Can AI Help Independents Win? One Nonprofit Thinks So
A nonprofit wants to challenge the dominance of the two-party system in American elections. Its leaders are betting that artificial intelligence holds the key.
The Independent Center, a nonprofit that engages with independent voters, is building out an AI-powered tool that it says can help independent candidates identify potential voters, home in on campaign messages and respond to hot-button issues in a rapidly changing media environment.
The idea, according to the project’s leaders, is to help independents compete with Democrats and Republicans by giving them the kind of campaign tech that non-party-affiliated candidates have long lacked.
“The reason independents haven’t succeeded in the past is because there’s no infrastructure,” Adam Brandon, a senior adviser at the Independent Center, told Campaigns & Elections.
The goals for the new platform are modest. Brandon said that the Independent Center wants to find candidates to run in just a handful of congressional districts this year. If even two of those candidates get elected, he said, it would be a success.
But, Brandon and his colleagues argue, there’s real potential for new independent candidates. Polling released by Gallup last month found that 45 percent of U.S. voters identify as political independents – a new high from the 43 percent measured in 2014, 2023 and 2024.
Prior to 2011, the percentage of Americans who identified as political independents never surpassed 40 percent, according to Gallup polling.

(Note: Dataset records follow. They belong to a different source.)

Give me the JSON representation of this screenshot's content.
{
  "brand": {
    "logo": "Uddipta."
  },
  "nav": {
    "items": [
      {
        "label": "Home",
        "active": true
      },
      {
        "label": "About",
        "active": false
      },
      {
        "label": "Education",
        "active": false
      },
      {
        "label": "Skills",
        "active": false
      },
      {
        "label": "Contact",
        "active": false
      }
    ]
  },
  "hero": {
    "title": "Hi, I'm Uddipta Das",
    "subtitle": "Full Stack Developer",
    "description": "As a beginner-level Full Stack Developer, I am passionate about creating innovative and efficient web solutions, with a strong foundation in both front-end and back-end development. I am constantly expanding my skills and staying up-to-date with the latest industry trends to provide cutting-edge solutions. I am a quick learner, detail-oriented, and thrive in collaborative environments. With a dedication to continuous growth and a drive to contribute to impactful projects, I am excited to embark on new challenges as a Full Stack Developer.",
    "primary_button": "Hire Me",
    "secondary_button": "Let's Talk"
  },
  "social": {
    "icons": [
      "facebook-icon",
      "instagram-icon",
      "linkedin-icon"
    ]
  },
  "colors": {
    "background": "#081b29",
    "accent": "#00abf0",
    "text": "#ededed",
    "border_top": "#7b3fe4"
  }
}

In its search for would-be candidates, the Independent Center is relying on AI to identify key issues that resonate with independent voters and pin down districts that could potentially come into play for an independent candidate with the right messaging and outreach strategy.
Key to the effort is finding the right kind of independent candidate, said Brett Loyd, the Independent Center’s polling and research specialist. He acknowledged that some independents are on the further ends of the ideological spectrum – “think Bernie Sanders, for example,” he said.

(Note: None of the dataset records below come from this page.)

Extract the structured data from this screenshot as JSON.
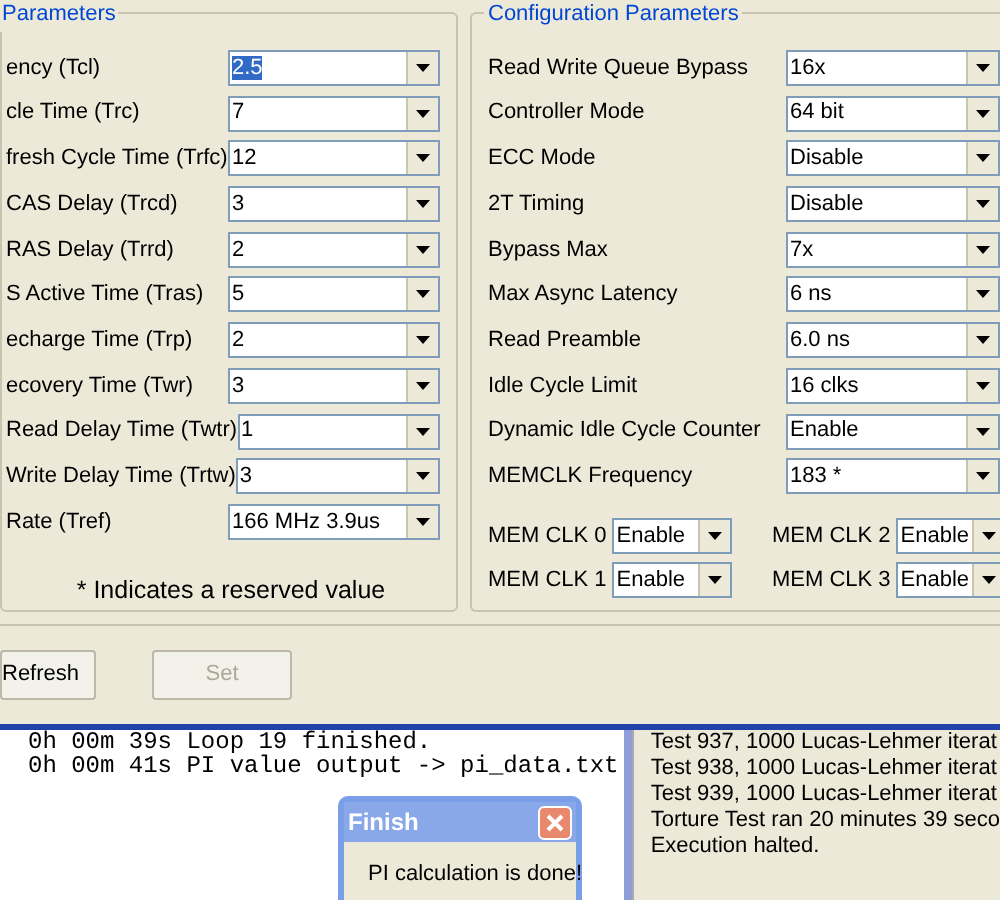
{
  "timing_group": {
    "title": "Parameters",
    "rows": [
      {
        "label": "ency (Tcl)",
        "value": "2.5",
        "selected": true
      },
      {
        "label": "cle Time (Trc)",
        "value": "7",
        "selected": false
      },
      {
        "label": "fresh Cycle Time (Trfc)",
        "value": "12",
        "selected": false
      },
      {
        "label": "CAS Delay (Trcd)",
        "value": "3",
        "selected": false
      },
      {
        "label": "RAS Delay (Trrd)",
        "value": "2",
        "selected": false
      },
      {
        "label": "S Active Time (Tras)",
        "value": "5",
        "selected": false
      },
      {
        "label": "echarge Time (Trp)",
        "value": "2",
        "selected": false
      },
      {
        "label": "ecovery Time (Twr)",
        "value": "3",
        "selected": false
      },
      {
        "label": "Read Delay Time (Twtr)",
        "value": "1",
        "selected": false
      },
      {
        "label": "Write Delay Time (Trtw)",
        "value": "3",
        "selected": false
      },
      {
        "label": "Rate (Tref)",
        "value": "166 MHz 3.9us",
        "selected": false
      }
    ],
    "note": "* Indicates a reserved value"
  },
  "config_group": {
    "title": "Configuration Parameters",
    "rows": [
      {
        "label": "Read Write Queue Bypass",
        "value": "16x"
      },
      {
        "label": "Controller Mode",
        "value": "64 bit"
      },
      {
        "label": "ECC Mode",
        "value": "Disable"
      },
      {
        "label": "2T Timing",
        "value": "Disable"
      },
      {
        "label": "Bypass Max",
        "value": "7x"
      },
      {
        "label": "Max Async Latency",
        "value": "6 ns"
      },
      {
        "label": "Read Preamble",
        "value": "6.0 ns"
      },
      {
        "label": "Idle Cycle Limit",
        "value": "16 clks"
      },
      {
        "label": "Dynamic Idle Cycle Counter",
        "value": "Enable"
      },
      {
        "label": "MEMCLK Frequency",
        "value": "183 *"
      }
    ],
    "mem_clks": [
      {
        "label": "MEM CLK 0",
        "value": "Enable"
      },
      {
        "label": "MEM CLK 2",
        "value": "Enable"
      },
      {
        "label": "MEM CLK 1",
        "value": "Enable"
      },
      {
        "label": "MEM CLK 3",
        "value": "Enable"
      }
    ]
  },
  "buttons": [
    {
      "label": "Refresh",
      "disabled": false
    },
    {
      "label": "Set",
      "disabled": true
    }
  ],
  "console": {
    "lines": [
      "0h 00m 39s Loop 19 finished.",
      "0h 00m 41s PI value output -> pi_data.txt"
    ]
  },
  "dialog": {
    "title": "Finish",
    "message": "PI calculation is done!"
  },
  "log": {
    "lines": [
      "Test 937, 1000 Lucas-Lehmer iterat",
      "Test 938, 1000 Lucas-Lehmer iterat",
      "Test 939, 1000 Lucas-Lehmer iterat",
      "Torture Test ran 20 minutes 39 seco",
      "Execution halted."
    ]
  }
}
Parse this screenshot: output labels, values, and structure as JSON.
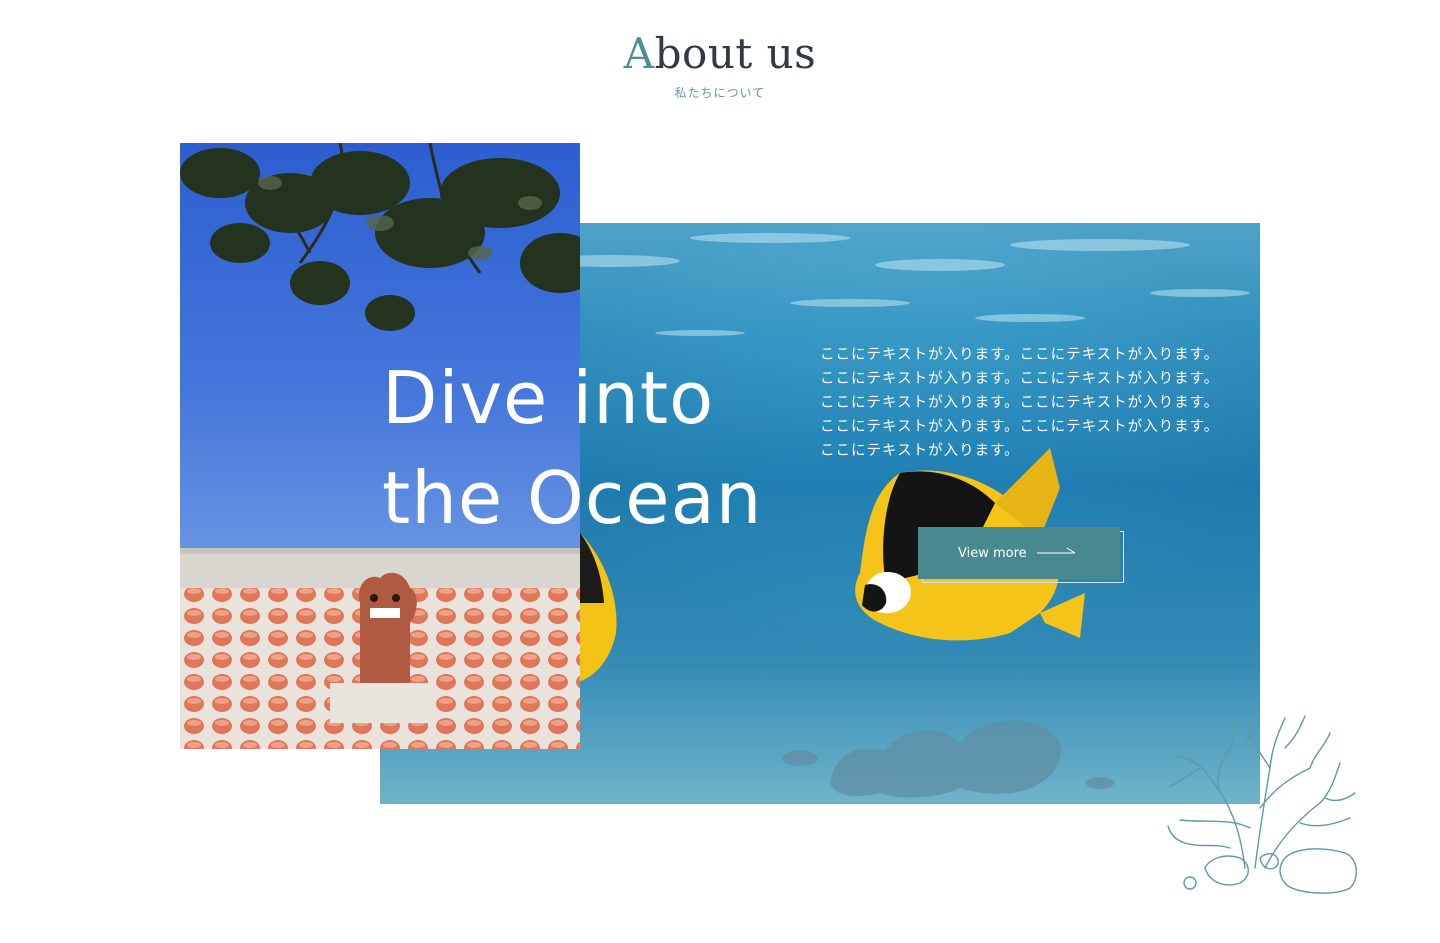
{
  "section": {
    "title_first_letter": "A",
    "title_rest": "bout us",
    "subtitle": "私たちについて"
  },
  "hero": {
    "headline_line1": "Dive into",
    "headline_line2": "the Ocean",
    "paragraph1": "ここにテキストが入ります。ここにテキストが入ります。ここにテキストが入ります。ここにテキストが入ります。",
    "paragraph2": "ここにテキストが入ります。ここにテキストが入ります。ここにテキストが入ります。ここにテキストが入ります。ここにテキストが入ります。",
    "button_label": "View more"
  },
  "images": {
    "left": "okinawa-shisa-roof-photo",
    "right": "underwater-butterflyfish-photo",
    "decoration": "coral-line-icon"
  },
  "colors": {
    "accent": "#47898f",
    "title_accent": "#4a8f97",
    "coral_stroke": "#5c9aa7"
  }
}
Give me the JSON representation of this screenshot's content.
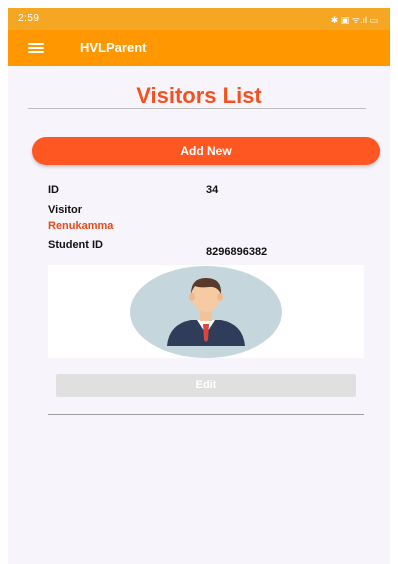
{
  "status_bar": {
    "time": "2:59",
    "indicators": "✱ ▣ ᯤ.ıl ▭"
  },
  "app_bar": {
    "title": "HVLParent",
    "menu_icon": "hamburger-menu-icon"
  },
  "page": {
    "title": "Visitors List"
  },
  "actions": {
    "add_new_label": "Add New",
    "edit_label": "Edit"
  },
  "visitor": {
    "id_label": "ID",
    "id_value": "34",
    "visitor_label": "Visitor",
    "visitor_name": "Renukamma",
    "student_id_label": "Student ID",
    "student_id_value": "8296896382",
    "photo_icon": "person-avatar-icon"
  },
  "colors": {
    "status_bar": "#f5a623",
    "app_bar": "#ff9800",
    "accent": "#f4511e",
    "button": "#ff5722",
    "edit_disabled": "#e0e0e0"
  }
}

“That’s not necessarily where we’re honing our intelligence,” Loyd said. “We’re honing it in the middle.”
The group’s leaders said they’re hoping to have their slate of candidates and districts pinned down by the end of February. The idea is to use the Independent Center’s AI platform as a kind of strategic advisor for those campaigns. The platform utilizes a chat interface that can provide candidates real-time insights into voter sentiment, generate plans for reaching low-turnout independent voters and draft talking points tailored to voters in a given district.
Vance Reavie, the Independent Center’s tech and strategy specialist and the CEO of tech startup Junction AI, said that the platform is tailored to the Independent Center’s research on non-party-affiliated voters. Those voters, he said, largely meet important criteria: they’re ideologically consistent, united on priorities, reachable in large numbers, strategically valuable and open to persuasion.
“What we’re seeing in the data is independents have this reputation of being all over the place, ideologically,” Reavie said. “But through the polling and analysis work we’ve done, we found that the vast majority of independents do sit largely in the center.”
“They absolutely reject being partisan,” Reavie said. “That’s been one thing that defines them more than anything else.”